At the height of the Christmas shopping rush, York was eerily empty today (Thursday, December 5) as storm-force gales rattled the ancient city.
Both the regular York market and the festive one in Parliament Street were closed for business with hardly a soul in sight – the scene was similar to a a post-apocalyptic dystopia with stragglers weaving in between empty stalls and across desolate squares as they brave the whistling winds.
The normally proud Christmas tree in St Helen’s Square was leaning dejectedly to one side, her lights messy and disorganised as she strained against the barriers.
The newly refurbished and windswept King’s Square became littered with debris, occupied only by the bike owned by York’s Chocolate Story.
All around York you could see the results of the gales – from diagonal bollards to overturned bikes and stray dustbins.

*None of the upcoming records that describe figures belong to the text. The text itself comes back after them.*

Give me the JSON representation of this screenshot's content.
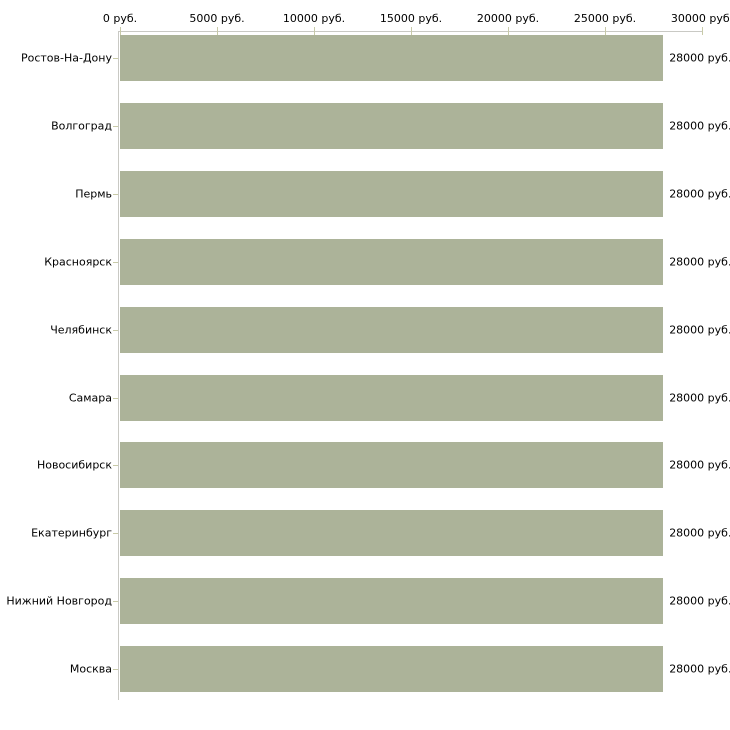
{
  "chart_data": {
    "type": "bar",
    "orientation": "horizontal",
    "title": "",
    "categories": [
      "Ростов-На-Дону",
      "Волгоград",
      "Пермь",
      "Красноярск",
      "Челябинск",
      "Самара",
      "Новосибирск",
      "Екатеринбург",
      "Нижний Новгород",
      "Москва"
    ],
    "values": [
      28000,
      28000,
      28000,
      28000,
      28000,
      28000,
      28000,
      28000,
      28000,
      28000
    ],
    "value_labels": [
      "28000 руб.",
      "28000 руб.",
      "28000 руб.",
      "28000 руб.",
      "28000 руб.",
      "28000 руб.",
      "28000 руб.",
      "28000 руб.",
      "28000 руб.",
      "28000 руб."
    ],
    "x_axis": {
      "position": "top",
      "xlim": [
        0,
        30000
      ],
      "ticks": [
        0,
        5000,
        10000,
        15000,
        20000,
        25000,
        30000
      ],
      "tick_labels": [
        "0 руб.",
        "5000 руб.",
        "10000 руб.",
        "15000 руб.",
        "20000 руб.",
        "25000 руб.",
        "30000 руб."
      ]
    },
    "grid": false,
    "legend": null,
    "colors": {
      "bar": "#acb399",
      "axis_line": "#c9c9c4",
      "tick_mark": "#c8caa8",
      "category_tick": "#c8caa8",
      "text": "#000000",
      "background": "#ffffff"
    }
  }
}
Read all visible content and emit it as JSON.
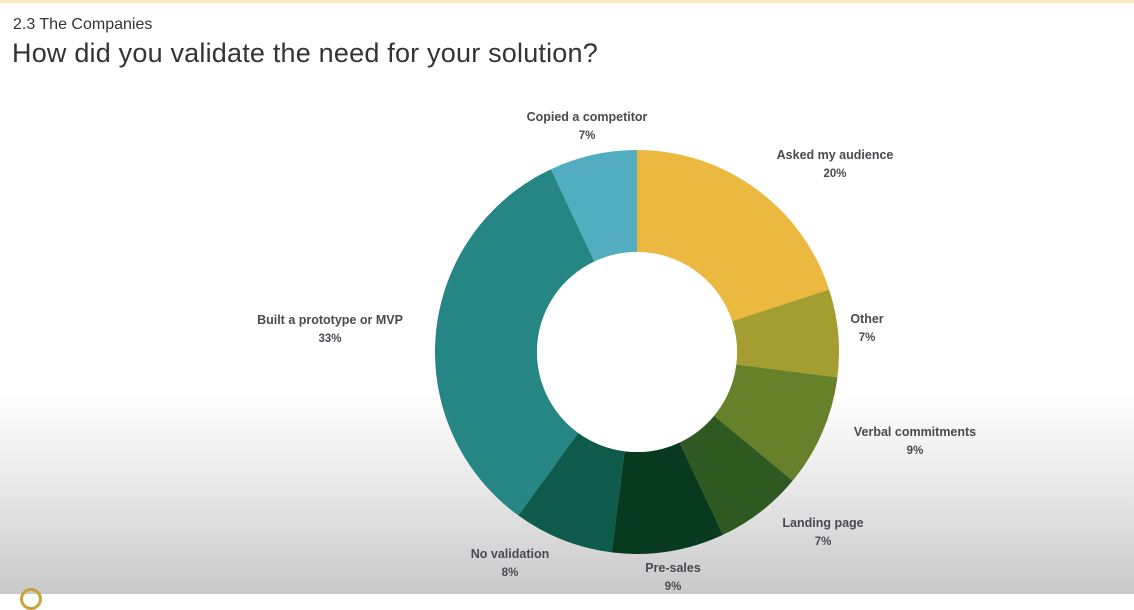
{
  "header": {
    "section": "2.3 The Companies",
    "title": "How did you validate the need for your solution?"
  },
  "chart_data": {
    "type": "pie",
    "subtype": "donut",
    "title": "How did you validate the need for your solution?",
    "start_angle_deg": 0,
    "direction": "clockwise",
    "categories": [
      "Asked my audience",
      "Other",
      "Verbal commitments",
      "Landing page",
      "Pre-sales",
      "No validation",
      "Built a prototype or MVP",
      "Copied a competitor"
    ],
    "values": [
      20,
      7,
      9,
      7,
      9,
      8,
      33,
      7
    ],
    "unit": "%",
    "colors": [
      "#ecb940",
      "#a49e31",
      "#67812b",
      "#2e5a22",
      "#073a1e",
      "#0e5a4b",
      "#268683",
      "#52adc1"
    ],
    "legend": "none (data labels outside slices)"
  },
  "labels": [
    {
      "name": "Asked my audience",
      "pct": "20%"
    },
    {
      "name": "Other",
      "pct": "7%"
    },
    {
      "name": "Verbal commitments",
      "pct": "9%"
    },
    {
      "name": "Landing page",
      "pct": "7%"
    },
    {
      "name": "Pre-sales",
      "pct": "9%"
    },
    {
      "name": "No validation",
      "pct": "8%"
    },
    {
      "name": "Built a prototype or MVP",
      "pct": "33%"
    },
    {
      "name": "Copied a competitor",
      "pct": "7%"
    }
  ]
}
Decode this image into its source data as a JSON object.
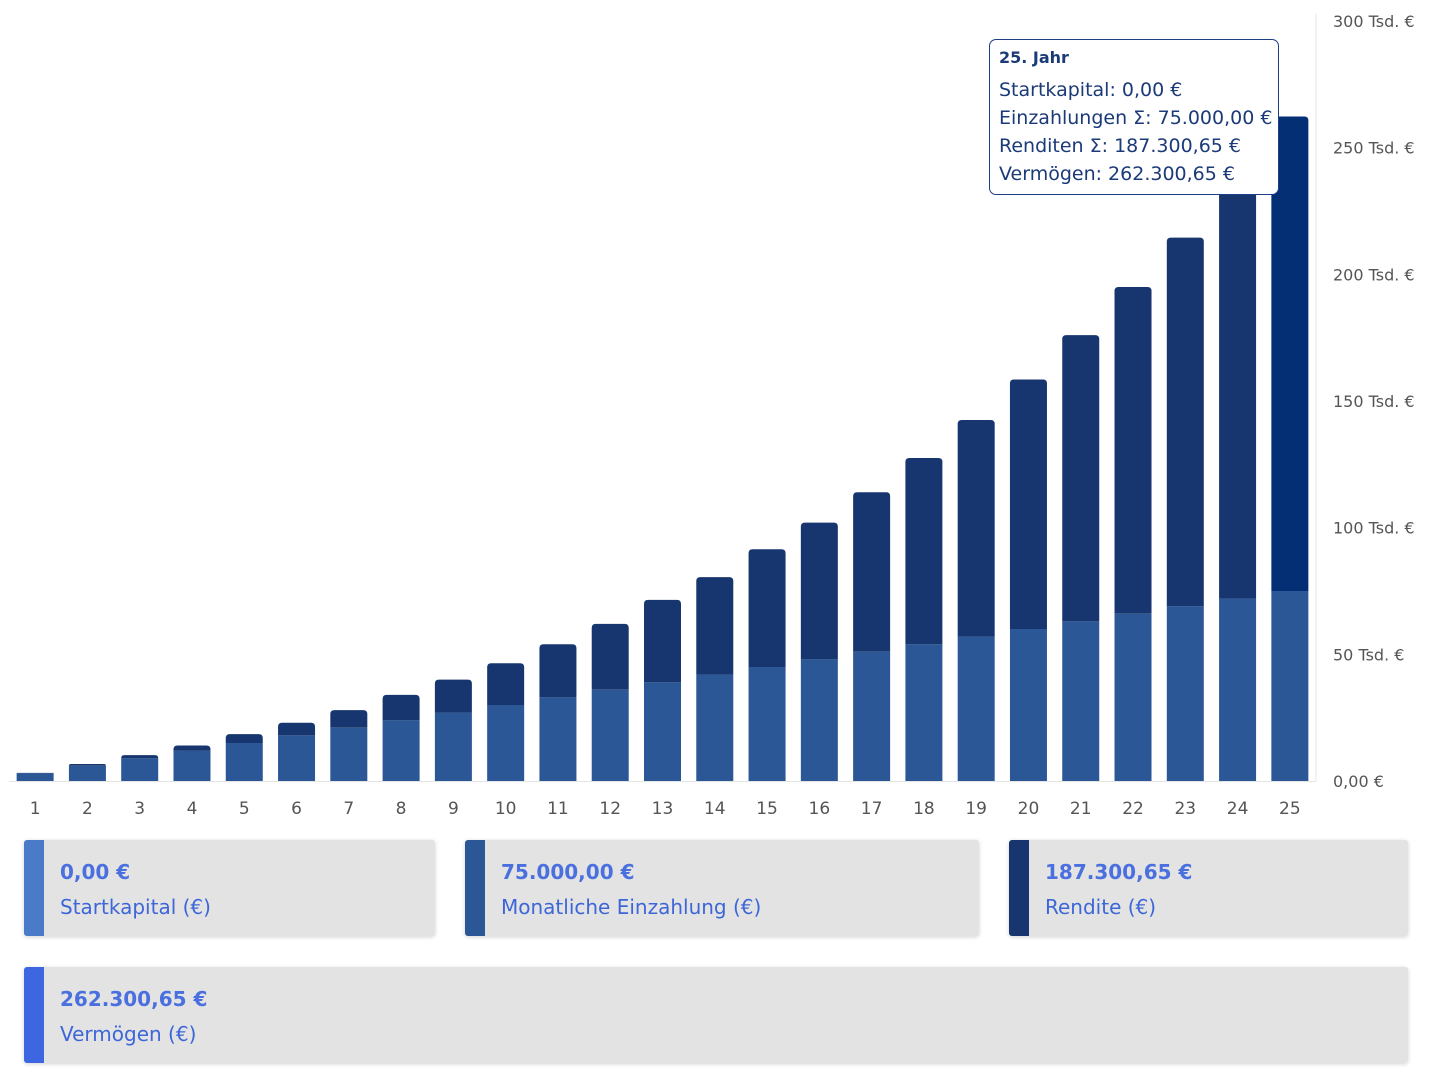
{
  "chart_data": {
    "type": "bar",
    "stacked": true,
    "categories": [
      "1",
      "2",
      "3",
      "4",
      "5",
      "6",
      "7",
      "8",
      "9",
      "10",
      "11",
      "12",
      "13",
      "14",
      "15",
      "16",
      "17",
      "18",
      "19",
      "20",
      "21",
      "22",
      "23",
      "24",
      "25"
    ],
    "series": [
      {
        "name": "Monatliche Einzahlung (€)",
        "color": "#2c5797",
        "values": [
          3000,
          6000,
          9000,
          12000,
          15000,
          18000,
          21000,
          24000,
          27000,
          30000,
          33000,
          36000,
          39000,
          42000,
          45000,
          48000,
          51000,
          54000,
          57000,
          60000,
          63000,
          66000,
          69000,
          72000,
          75000
        ]
      },
      {
        "name": "Rendite (€)",
        "color": "#17366f",
        "values": [
          200,
          700,
          1200,
          2000,
          3500,
          5000,
          7000,
          10000,
          13000,
          16500,
          21000,
          26000,
          32500,
          38500,
          46500,
          54000,
          63000,
          73500,
          85500,
          98500,
          113000,
          129000,
          145500,
          165000,
          187300.65
        ]
      }
    ],
    "highlight_index": 24,
    "highlight_color": "#042f75",
    "y_ticks": [
      "0,00 €",
      "50 Tsd. €",
      "100 Tsd. €",
      "150 Tsd. €",
      "200 Tsd. €",
      "250 Tsd. €",
      "300 Tsd. €"
    ],
    "y_tick_values": [
      0,
      50000,
      100000,
      150000,
      200000,
      250000,
      300000
    ],
    "ylim": [
      0,
      300000
    ],
    "y_axis_position": "right",
    "grid": false,
    "title": "",
    "xlabel": "",
    "ylabel": ""
  },
  "tooltip": {
    "title": "25. Jahr",
    "rows": [
      "Startkapital: 0,00 €",
      "Einzahlungen Σ: 75.000,00 €",
      "Renditen Σ: 187.300,65 €",
      "Vermögen: 262.300,65 €"
    ]
  },
  "summary": [
    {
      "value": "0,00 €",
      "label": "Startkapital (€)",
      "color": "#4a7bc8"
    },
    {
      "value": "75.000,00 €",
      "label": "Monatliche Einzahlung (€)",
      "color": "#2c5797"
    },
    {
      "value": "187.300,65 €",
      "label": "Rendite (€)",
      "color": "#17366f"
    },
    {
      "value": "262.300,65 €",
      "label": "Vermögen (€)",
      "color": "#3d66e0"
    }
  ]
}
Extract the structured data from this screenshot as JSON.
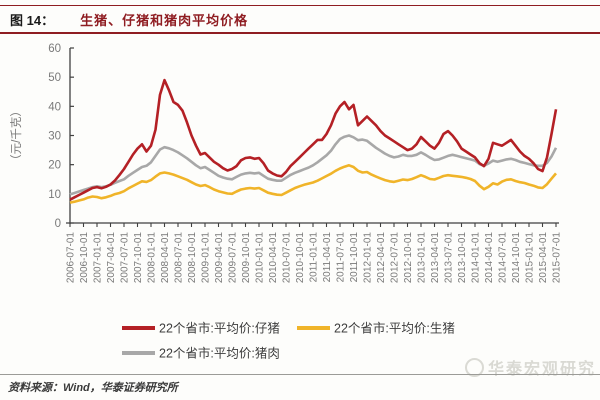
{
  "header": {
    "figure_label": "图 14：",
    "title": "生猪、仔猪和猪肉平均价格"
  },
  "footer": {
    "source": "资料来源：Wind，华泰证券研究所",
    "watermark": "华泰宏观研究"
  },
  "colors": {
    "header_rule": "#8f1d22",
    "title_text": "#8f1d22",
    "axis": "#404040",
    "tick_text": "#7a7a7a",
    "legend_text": "#3d3d3d",
    "series_piglet": "#b42025",
    "series_live_pig": "#f0b429",
    "series_pork": "#a8a8a8"
  },
  "chart_data": {
    "type": "line",
    "title": "生猪、仔猪和猪肉平均价格",
    "xlabel": "",
    "ylabel": "（元/千克）",
    "ylim": [
      0,
      60
    ],
    "yticks": [
      0,
      10,
      20,
      30,
      40,
      50,
      60
    ],
    "grid": false,
    "legend_position": "bottom",
    "x_tick_labels": [
      "2006-07-01",
      "2006-10-01",
      "2007-01-01",
      "2007-04-01",
      "2007-07-01",
      "2007-10-01",
      "2008-01-01",
      "2008-04-01",
      "2008-07-01",
      "2008-10-01",
      "2009-01-01",
      "2009-04-01",
      "2009-07-01",
      "2009-10-01",
      "2010-01-01",
      "2010-04-01",
      "2010-07-01",
      "2010-10-01",
      "2011-01-01",
      "2011-04-01",
      "2011-07-01",
      "2011-10-01",
      "2012-01-01",
      "2012-04-01",
      "2012-07-01",
      "2012-10-01",
      "2013-01-01",
      "2013-04-01",
      "2013-07-01",
      "2013-10-01",
      "2014-01-01",
      "2014-04-01",
      "2014-07-01",
      "2014-10-01",
      "2015-01-01",
      "2015-04-01",
      "2015-07-01"
    ],
    "x_start": "2006-07",
    "x_end": "2015-07",
    "x_freq": "monthly (estimated from weekly series)",
    "series": [
      {
        "name": "22个省市:平均价:仔猪",
        "color": "#b42025",
        "values": [
          8.0,
          8.8,
          9.6,
          10.4,
          11.2,
          12.0,
          12.3,
          11.9,
          12.4,
          13.2,
          14.6,
          16.5,
          18.5,
          21.0,
          23.5,
          25.5,
          27.0,
          24.5,
          26.5,
          32.0,
          44.0,
          49.0,
          45.5,
          41.5,
          40.5,
          38.5,
          34.5,
          30.0,
          26.5,
          23.5,
          24.0,
          22.5,
          21.0,
          20.0,
          18.8,
          18.0,
          18.5,
          19.5,
          21.5,
          22.3,
          22.5,
          22.0,
          22.3,
          20.5,
          18.0,
          17.0,
          16.3,
          16.0,
          17.5,
          19.5,
          21.0,
          22.5,
          24.0,
          25.5,
          27.0,
          28.5,
          28.5,
          30.5,
          33.5,
          37.5,
          40.0,
          41.5,
          39.0,
          40.5,
          33.5,
          35.0,
          36.5,
          35.0,
          33.5,
          31.5,
          30.0,
          29.0,
          28.0,
          27.0,
          26.0,
          25.0,
          25.5,
          27.0,
          29.5,
          28.0,
          26.5,
          25.5,
          27.5,
          30.5,
          31.5,
          30.0,
          28.0,
          25.5,
          24.5,
          23.5,
          22.5,
          20.5,
          19.5,
          22.0,
          27.5,
          27.0,
          26.5,
          27.5,
          28.5,
          26.5,
          24.5,
          23.0,
          22.0,
          20.5,
          18.5,
          17.8,
          22.5,
          30.5,
          39.0
        ]
      },
      {
        "name": "22个省市:平均价:生猪",
        "color": "#f0b429",
        "values": [
          7.0,
          7.3,
          7.7,
          8.1,
          8.7,
          9.1,
          8.9,
          8.5,
          8.8,
          9.3,
          9.9,
          10.3,
          10.9,
          11.9,
          12.7,
          13.5,
          14.3,
          14.1,
          14.7,
          15.9,
          17.0,
          17.3,
          17.0,
          16.6,
          16.0,
          15.4,
          14.8,
          14.0,
          13.2,
          12.7,
          13.0,
          12.3,
          11.5,
          10.9,
          10.5,
          10.1,
          10.0,
          10.8,
          11.5,
          11.8,
          12.0,
          11.8,
          12.0,
          11.2,
          10.4,
          10.0,
          9.7,
          9.6,
          10.4,
          11.2,
          12.0,
          12.6,
          13.1,
          13.5,
          13.9,
          14.5,
          15.3,
          16.1,
          16.9,
          17.9,
          18.7,
          19.3,
          19.8,
          19.2,
          17.9,
          17.3,
          17.5,
          16.6,
          15.9,
          15.3,
          14.7,
          14.3,
          14.1,
          14.5,
          14.9,
          14.7,
          15.1,
          15.7,
          16.4,
          15.8,
          15.1,
          14.9,
          15.5,
          16.1,
          16.4,
          16.2,
          16.0,
          15.8,
          15.5,
          15.1,
          14.4,
          12.8,
          11.6,
          12.4,
          13.6,
          13.2,
          14.2,
          14.8,
          15.0,
          14.4,
          14.0,
          13.7,
          13.2,
          12.8,
          12.2,
          12.0,
          13.3,
          15.2,
          17.0
        ]
      },
      {
        "name": "22个省市:平均价:猪肉",
        "color": "#a8a8a8",
        "values": [
          9.8,
          10.3,
          10.8,
          11.3,
          11.8,
          12.3,
          12.6,
          12.3,
          12.6,
          13.1,
          13.8,
          14.4,
          15.0,
          16.2,
          17.2,
          18.2,
          19.2,
          19.6,
          20.8,
          23.0,
          25.2,
          26.0,
          25.6,
          25.0,
          24.2,
          23.2,
          22.2,
          21.0,
          19.8,
          18.8,
          19.2,
          18.2,
          17.2,
          16.2,
          15.6,
          15.2,
          15.0,
          15.8,
          16.6,
          17.0,
          17.2,
          17.0,
          17.2,
          16.2,
          15.2,
          14.8,
          14.5,
          14.5,
          15.5,
          16.5,
          17.2,
          17.8,
          18.4,
          19.0,
          19.8,
          20.8,
          22.0,
          23.2,
          24.8,
          27.0,
          28.8,
          29.6,
          30.0,
          29.4,
          28.4,
          28.6,
          28.2,
          27.0,
          25.8,
          24.8,
          23.8,
          23.0,
          22.5,
          22.8,
          23.4,
          23.0,
          23.0,
          23.4,
          24.2,
          23.4,
          22.4,
          21.6,
          21.8,
          22.4,
          23.0,
          23.4,
          23.0,
          22.6,
          22.2,
          21.8,
          21.4,
          20.2,
          19.6,
          20.4,
          21.4,
          21.0,
          21.4,
          21.8,
          22.0,
          21.6,
          21.0,
          20.6,
          20.2,
          19.8,
          19.6,
          19.6,
          20.6,
          22.8,
          25.8
        ]
      }
    ]
  }
}
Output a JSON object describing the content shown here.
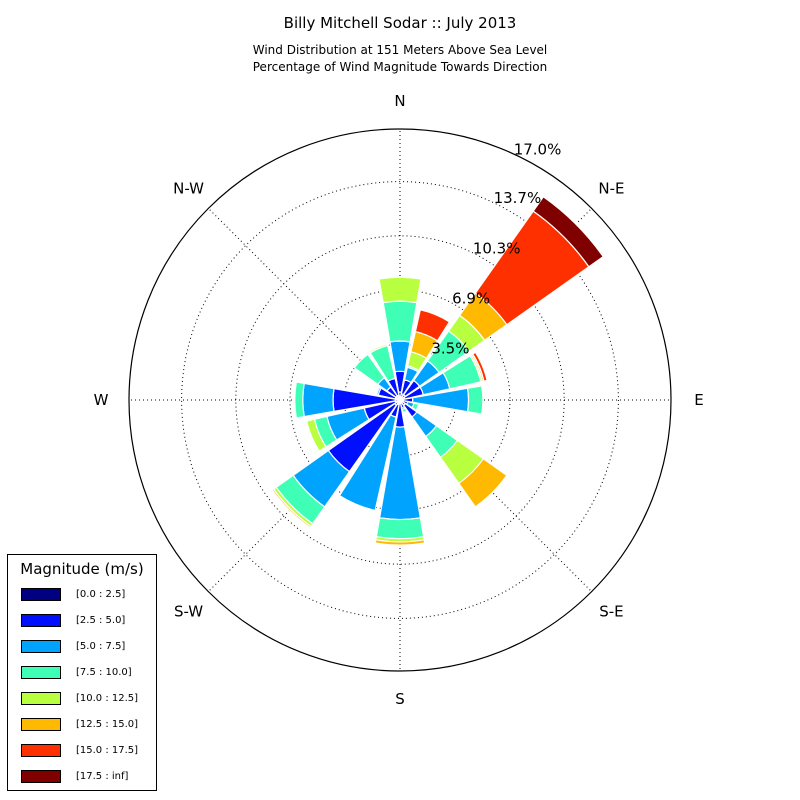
{
  "chart_data": {
    "type": "windrose",
    "title": "Billy Mitchell Sodar :: July 2013",
    "subtitle_line1": "Wind Distribution at 151 Meters Above Sea Level",
    "subtitle_line2": "Percentage of Wind Magnitude Towards Direction",
    "directions": [
      "N",
      "N-E",
      "E",
      "S-E",
      "S",
      "S-W",
      "W",
      "N-W"
    ],
    "ring_values": [
      3.5,
      6.9,
      10.3,
      13.7,
      17.0
    ],
    "ring_labels": [
      "3.5%",
      "6.9%",
      "10.3%",
      "13.7%",
      "17.0%"
    ],
    "rmax": 17.0,
    "grid": true,
    "legend": {
      "title": "Magnitude (m/s)",
      "placement": "lower-left",
      "bins": [
        {
          "label": "[0.0 : 2.5]",
          "color": "#000080"
        },
        {
          "label": "[2.5 : 5.0]",
          "color": "#0010ff"
        },
        {
          "label": "[5.0 : 7.5]",
          "color": "#00a4ff"
        },
        {
          "label": "[7.5 : 10.0]",
          "color": "#3fffb7"
        },
        {
          "label": "[10.0 : 12.5]",
          "color": "#b7ff3f"
        },
        {
          "label": "[12.5 : 15.0]",
          "color": "#ffb900"
        },
        {
          "label": "[15.0 : 17.5]",
          "color": "#ff3000"
        },
        {
          "label": "[17.5 : inf]",
          "color": "#800000"
        }
      ]
    },
    "sectors": [
      {
        "bearing": 0,
        "cumulative": [
          0.5,
          1.8,
          3.7,
          6.2,
          7.7,
          7.7,
          7.7,
          7.7
        ]
      },
      {
        "bearing": 22.5,
        "cumulative": [
          0.4,
          1.3,
          2.1,
          2.2,
          3.1,
          4.4,
          5.8,
          5.8
        ]
      },
      {
        "bearing": 45,
        "cumulative": [
          0.4,
          1.5,
          3.0,
          5.3,
          6.5,
          8.2,
          14.5,
          15.6
        ]
      },
      {
        "bearing": 67.5,
        "cumulative": [
          0.3,
          1.5,
          3.2,
          5.2,
          5.3,
          5.4,
          5.6,
          5.6
        ]
      },
      {
        "bearing": 90,
        "cumulative": [
          0.2,
          0.8,
          4.3,
          5.2,
          5.2,
          5.2,
          5.2,
          5.2
        ]
      },
      {
        "bearing": 112.5,
        "cumulative": [
          0.2,
          0.5,
          0.9,
          1.2,
          1.2,
          1.2,
          1.2,
          1.2
        ]
      },
      {
        "bearing": 135,
        "cumulative": [
          0.4,
          1.3,
          2.8,
          4.4,
          6.4,
          8.2,
          8.2,
          8.2
        ]
      },
      {
        "bearing": 157.5,
        "cumulative": [
          0.2,
          0.5,
          0.6,
          0.8,
          0.8,
          0.8,
          0.8,
          0.8
        ]
      },
      {
        "bearing": 180,
        "cumulative": [
          0.2,
          1.7,
          7.5,
          8.7,
          8.9,
          9.1,
          9.1,
          9.1
        ]
      },
      {
        "bearing": 202.5,
        "cumulative": [
          0.3,
          1.1,
          7.1,
          7.1,
          7.1,
          7.1,
          7.1,
          7.1
        ]
      },
      {
        "bearing": 225,
        "cumulative": [
          0.4,
          5.5,
          8.2,
          9.5,
          9.7,
          9.8,
          9.8,
          9.8
        ]
      },
      {
        "bearing": 247.5,
        "cumulative": [
          0.3,
          2.3,
          4.7,
          5.5,
          6.0,
          6.0,
          6.0,
          6.0
        ]
      },
      {
        "bearing": 270,
        "cumulative": [
          0.3,
          4.2,
          6.1,
          6.6,
          6.6,
          6.6,
          6.6,
          6.6
        ]
      },
      {
        "bearing": 292.5,
        "cumulative": [
          0.3,
          1.4,
          1.5,
          1.5,
          1.5,
          1.5,
          1.5,
          1.5
        ]
      },
      {
        "bearing": 315,
        "cumulative": [
          0.3,
          1.0,
          1.7,
          3.5,
          3.5,
          3.5,
          3.5,
          3.5
        ]
      },
      {
        "bearing": 337.5,
        "cumulative": [
          0.3,
          1.4,
          1.4,
          3.5,
          3.6,
          3.6,
          3.6,
          3.6
        ]
      }
    ]
  }
}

Trees on Parliament Street were tied together by long swathes of rope for support, while Coppergate is cordoned off in places after debris fell from the buildings.
It was a disappointing day for shop-owners and market-organisers on what should be a busy Thursday afternoon in the very heart of the festive season. Normal York is energised by Christmas shoppers: today it drooped in defeat.
Transport has inevitably been disrupted. On the coast tides are the highest they’ve been in 30 years leading East Coast Trains to warn people not to attempt to travel on its services north of Newcastle as trees and other debris has blocked the tracks.
Basically the message is for all the northerners: stay at home. And whatever you do, do not attempt to cycle anywhere.